Where's the button to turn this all on?

You'll often build an internet exchange with cheap and big switches, so you're not likely to have a huge amount of functionality to do clever stuff like this - and I've never seen a switch config before that lets me check the validity of ARP replies. To do this in software, however, is pretty easy.

Software Peering Exchange

Here's something I put together last night:

It's an extension of my OF1.2 learning switch, with an extra table to handle ARP entries. Here's how the tables are laid out:

The controller takes some simple JSON config of which IP is expected on each port, and loads these into the switch.
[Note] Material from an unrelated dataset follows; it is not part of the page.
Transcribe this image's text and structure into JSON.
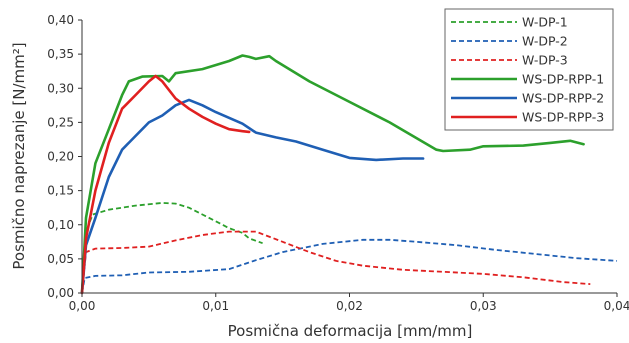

Table 0 forwards all ARP packets to table 1, and table 1 checks the packets - if they're ARP requests, then it forwards them out the appropriate port (so ARP requests are effectively unicast across the internet exchange), and for ARP replies, it only allows each port to reply for its own IP address. Any packets that don't get forwarded out a port get sent to the controller (including valid ARP replies before we learn any MAC addresses, but the controller deals with this smartly & learns the MAC address properly).

This is combined with the learning switch that I posted earlier in the week, with one alteration - our source-MAC matches also have to match the ethertype, and this can be constrained in the controller to limit it to IPv4 or IPV6 (or either or - this could be done on a per port basis if you wanted to). Packets with known source-MACs are send to table 2, and then forwarded out the right port if we've learned their MAC - otherwise, it goes to the controller for processing.

What else can we do?

We can lock down the controller a bit to only allow IPv4, IPv6 and ARP - this would stop CDP, STP and the like leaking into the exchange - only valid traffic, and no spoofing.

We could go a step further though - we could build in ACLs on each port based on the routes that they announce for basic RPF, so that a participant can only route traffic from an IP range if they advertise that route to the exchange already - this would prevent asymmetric routing.

So go, have a play - see if you can break it or find something else to add!